Now she is married to yet another guy I used to know. I hope she’s loosened up by now. I also know her brother; wonder if he thought the same? He doesn’t have that many kids. I dunno, it was very weird, and her dad seemed sane enough (I had him for a teacher, hardly knew the mom). I’m inclined to think she was just crazy.
I was at a wedding where the pastor got to the “do you take this woman” part. The groom just stood there. The pause was so long it was seriously uncomfortable. The pastor repeated the question. The groom, finally, said no. Much whispering. The pastor pulled the bride and groom into the sacristy. About five minutes later, he came back and said that since the reception (at a very, very, very exclusive private club) was paid for, everyone should go eat, there would be no wedding.
Much brouhaha. The groom had decided he wanted to be a Catholic priest. The next day, they went to another pastor for counselling. He told the groom that wasn’t a problem, he could be an Episcopal priest, which is the same thing only you can be married. (Pastor number two was neither Catholic nor Episcopalian, so his authority to pronounce on this was nonexistent.) The groom said OK, and this Jackass (I have many, many stories about what an incredible stupid jerk pastor number two was/is) married them in his office with his secretary as the witness.
Her parents disowned them both. Last I heard, he wasn’t accepted at any seminary, and they have a couple of kids they can’t figure out how to afford. (Did I mention that she came from money and he had no brains? Did I need to?) The whole thing was sad, because they both just needed to grow up a little, and pastor number two made sure their lives would be much more complicated than they needed to be.
Not deliberately stood up, but my friend who is a wedding photographer was supposed to shoot a wedding that didn’t happen, on account of the car the groom was in getting T-boned on the way to the church. He was in the front passenger seat, and the impact was on that side. He lived, and they were married later, but that was one frantic bride. And no, they did not bring the minister to the hospital and have the ceremony at his bedside. For one, he was in Expensive Care, and for two, that’s a helluva lot easier said than done even in a regular hospital room.
I did give our wedding planner a scare, accidentally. My best man and I were waiting in the waitstaff’s access to the banquet room where my wedding was to be in 15 minutes, and I had to pee. So we went looking for a bathroom, but since we were in the non-public part of the hotel, they weren’t marked or anything. So it took a while. Then we went back to where we had been waiting, thinking we still had several minutes to kill, only to see our wedding planner standing there with eyes the size of dinner plates. I guess getting everything set up had taken less time than expected, so she’d come to get me, but I wasn’t there.

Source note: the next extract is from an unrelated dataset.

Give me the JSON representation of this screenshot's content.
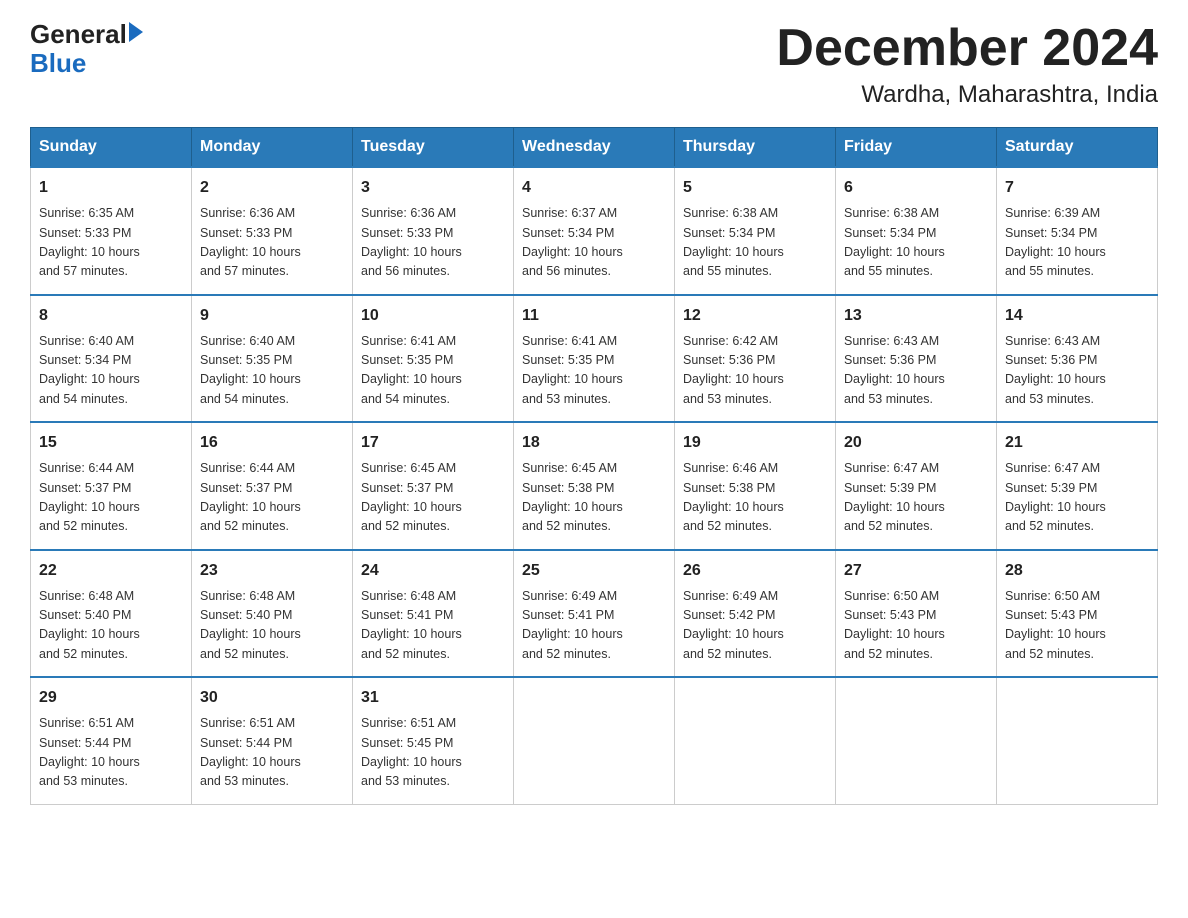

One friend did go to a wedding where the groom decided not to go through with it – although he showed up and told the bride before the processional started. While the guests all got drunk at the reception, he, the bride, and the minister talked it over, and they tied the knot privately that night. Lasted about 18 months.
Is “wanted to surprise her” another way of saying “I didn’t RSVP”? Because if it is, why would she have planned for you to come and have bothered to notify you about the change in venue?
Slightly off-topic, but I once traveled to attend a wedding that did not happen because the groom died late the night before. The service was turned into a sort of memorial. I was a guest of a guest, so I didn’t know anyone, but it was all kind of surreal. I have to wonder whether that poor bride was raumatized out of ever getting engaged again.